# 9.3. Stability of polynomial interpolation¶

With barycentric interpolation available in the form of Function 9.2.3, we can explore polynomial interpolation using a numerically stable algorithm. Any remaining sensitivity to error is due to the conditioning of the interpolation process itself.

Demo 9.3.1

We choose a function over the interval $$[0,1]$$.

f = x -> sin(exp(2*x));


Here is a graph of $$f$$ and its polynomial interpolant using seven equally spaced nodes.

plot(f,0,1,label="function",legend=:bottomleft)
t = (0:6)/6
y = f.(t)
scatter!(t,y,label="nodes")

p = FNC.polyinterp(t,y)
plot!(p,0,1,label="interpolant",title="Equispaced interpolant, n=6")


This looks pretty good. We want to track the behavior of the error as $$n$$ increases. We will estimate the error in the continuous interpolant by sampling it at a large number of points and taking the max-norm.

n = 5:5:60;  err = zeros(size(n))
x = range(0,1,length=2001)      # for measuring error
for (i,n) in enumerate(n)
t = (0:n)/n                   # equally spaced nodes
y = f.(t)                     # interpolation data
p = FNC.polyinterp(t,y)
err[i] = norm( (@. f(x)-p(x)), Inf )
end
plot(n,err,m=:o,title="Interpolation error for equispaced nodes",
xaxis=(L"n"),yaxis=(:log10,"max error"),)


The error initially decreases as one would expect but then begins to grow. Both phases occur at rates that are exponential in $$n$$, i.e., $$O(K^n$$) for a constant $$K$$, appearing linear on a semi-log plot.

## Runge phenomenon¶

The disappointing loss of convergence in Demo 9.3.1 is a sign of ill conditioning due to the use of equally spaced nodes.
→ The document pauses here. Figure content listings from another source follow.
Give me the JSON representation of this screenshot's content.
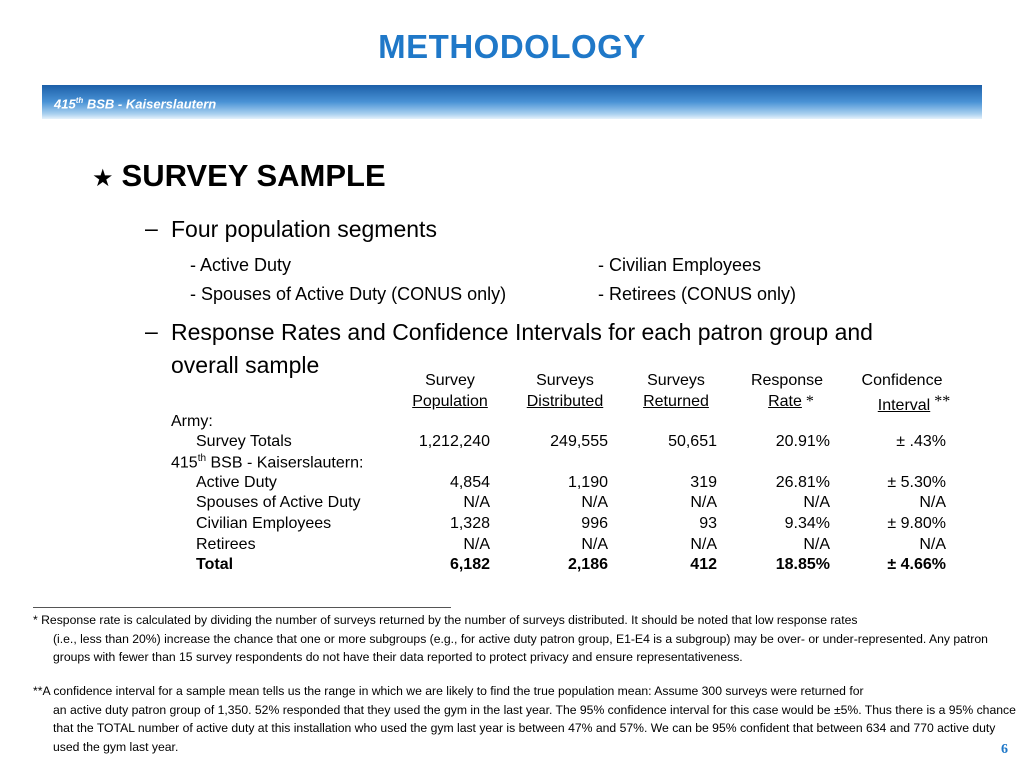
{
  "slide": {
    "title": "METHODOLOGY",
    "banner": {
      "prefix": "415",
      "sup": "th",
      "suffix": " BSB - Kaiserslautern"
    },
    "heading": "SURVEY SAMPLE",
    "heading_icon": "star-icon",
    "bullet1": "Four population segments",
    "segments": {
      "left": [
        "- Active Duty",
        "- Spouses of Active Duty (CONUS only)"
      ],
      "right": [
        "- Civilian Employees",
        "- Retirees (CONUS only)"
      ]
    },
    "bullet2_line1": "Response Rates and Confidence Intervals for each patron group and",
    "bullet2_line2": "overall sample",
    "page_number": "6"
  },
  "table": {
    "headers": [
      {
        "top": "Survey",
        "bottom": "Population"
      },
      {
        "top": "Surveys",
        "bottom": "Distributed"
      },
      {
        "top": "Surveys",
        "bottom": "Returned"
      },
      {
        "top": "Response",
        "bottom": "Rate",
        "mark": "*"
      },
      {
        "top": "Confidence",
        "bottom": "Interval",
        "mark": "**"
      }
    ],
    "army_label": "Army:",
    "army_row": {
      "label": "Survey Totals",
      "values": [
        "1,212,240",
        "249,555",
        "50,651",
        "20.91%",
        "± .43%"
      ]
    },
    "bsb_label": {
      "prefix": "415",
      "sup": "th",
      "suffix": " BSB - Kaiserslautern:"
    },
    "rows": [
      {
        "label": "Active Duty",
        "values": [
          "4,854",
          "1,190",
          "319",
          "26.81%",
          "± 5.30%"
        ]
      },
      {
        "label": "Spouses of Active Duty",
        "values": [
          "N/A",
          "N/A",
          "N/A",
          "N/A",
          "N/A"
        ]
      },
      {
        "label": "Civilian Employees",
        "values": [
          "1,328",
          "996",
          "93",
          "9.34%",
          "± 9.80%"
        ]
      },
      {
        "label": "Retirees",
        "values": [
          "N/A",
          "N/A",
          "N/A",
          "N/A",
          "N/A"
        ]
      }
    ],
    "total_row": {
      "label": "Total",
      "values": [
        "6,182",
        "2,186",
        "412",
        "18.85%",
        "± 4.66%"
      ]
    }
  },
  "footnotes": {
    "note1_first": "*  Response rate is calculated by dividing the number of surveys returned by the number of surveys distributed.  It should be noted that low response rates",
    "note1_rest": "(i.e., less than 20%) increase the chance that one or more subgroups (e.g., for active duty patron group, E1-E4 is a subgroup) may be over- or under-represented.  Any patron groups with fewer than 15 survey respondents do not have their data reported to protect privacy and ensure representativeness.",
    "note2_first": "**A confidence interval for a sample mean tells us the range in which we are likely to find the true population mean:  Assume 300 surveys were returned for",
    "note2_rest": "an active duty patron group of 1,350.  52% responded that they used the gym in the last year.  The 95% confidence interval for this case would be ±5%.  Thus there is a 95% chance that the TOTAL number of active duty at this installation who used the gym last year is between 47% and 57%.  We can be 95% confident that between 634 and 770 active duty used the gym last year."
  }
}
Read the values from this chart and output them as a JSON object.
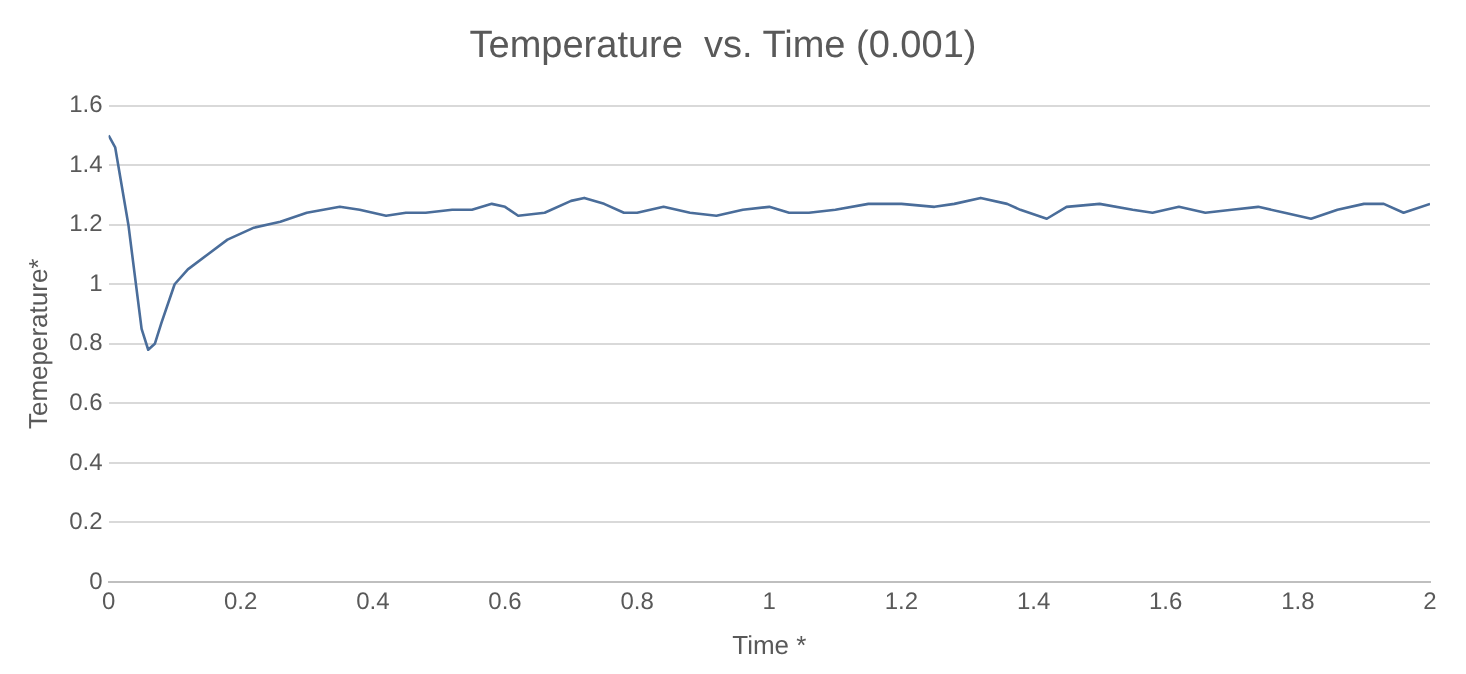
{
  "chart_data": {
    "type": "line",
    "title": "Temperature  vs. Time (0.001)",
    "xlabel": "Time *",
    "ylabel": "Temeperature*",
    "x": [
      0,
      0.01,
      0.03,
      0.05,
      0.06,
      0.07,
      0.08,
      0.1,
      0.12,
      0.15,
      0.18,
      0.22,
      0.26,
      0.3,
      0.35,
      0.38,
      0.42,
      0.45,
      0.48,
      0.52,
      0.55,
      0.58,
      0.6,
      0.62,
      0.66,
      0.7,
      0.72,
      0.75,
      0.78,
      0.8,
      0.84,
      0.88,
      0.92,
      0.96,
      1.0,
      1.03,
      1.06,
      1.1,
      1.15,
      1.2,
      1.25,
      1.28,
      1.32,
      1.36,
      1.38,
      1.42,
      1.45,
      1.5,
      1.55,
      1.58,
      1.62,
      1.66,
      1.7,
      1.74,
      1.78,
      1.82,
      1.86,
      1.9,
      1.93,
      1.96,
      2.0
    ],
    "series": [
      {
        "color": "#4a6d9a",
        "values": [
          1.5,
          1.46,
          1.2,
          0.85,
          0.78,
          0.8,
          0.87,
          1.0,
          1.05,
          1.1,
          1.15,
          1.19,
          1.21,
          1.24,
          1.26,
          1.25,
          1.23,
          1.24,
          1.24,
          1.25,
          1.25,
          1.27,
          1.26,
          1.23,
          1.24,
          1.28,
          1.29,
          1.27,
          1.24,
          1.24,
          1.26,
          1.24,
          1.23,
          1.25,
          1.26,
          1.24,
          1.24,
          1.25,
          1.27,
          1.27,
          1.26,
          1.27,
          1.29,
          1.27,
          1.25,
          1.22,
          1.26,
          1.27,
          1.25,
          1.24,
          1.26,
          1.24,
          1.25,
          1.26,
          1.24,
          1.22,
          1.25,
          1.27,
          1.27,
          1.24,
          1.27
        ]
      }
    ],
    "xlim": [
      0,
      2
    ],
    "xticks": [
      0,
      0.2,
      0.4,
      0.6,
      0.8,
      1,
      1.2,
      1.4,
      1.6,
      1.8,
      2
    ],
    "ylim": [
      0,
      1.6
    ],
    "yticks": [
      0,
      0.2,
      0.4,
      0.6,
      0.8,
      1,
      1.2,
      1.4,
      1.6
    ],
    "grid": "y",
    "marker": "none",
    "line_style": "solid"
  }
}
We will examine this effect using the error formula (9.1.5) as a guide:

$f(x) - p(x) = \frac{f^{(n+1)}(\xi)}{(n+1)!} \Phi(x), \qquad \Phi(x) = \prod_{i=0}^n (x-t_i).$

While the dependence on $$f$$ is messy here, the error indicator $$\Phi(x)$$ can be studied as a function of the nodes only.

Demo 9.3.2

We plot $$|\Phi(x)|$$ over the interval $$[-1,1]$$ with equispaced nodes for different values of $$n$$.

plot(xaxis=(L"x"),yaxis=(:log10,L"|\Phi(x)|",[1e-25,1]),legend=:bottomleft)

x = range(-1,1,length=2001)
for n in 10:10:50
t = range(-1,1,length=n+1)
Φ = [ prod(xₖ.-t) for xₖ in x ]
scatter!(x,abs.(Φ),m=(1,stroke(0)),label="n=\$n")
end
title!("Error indicator for equispaced nodes")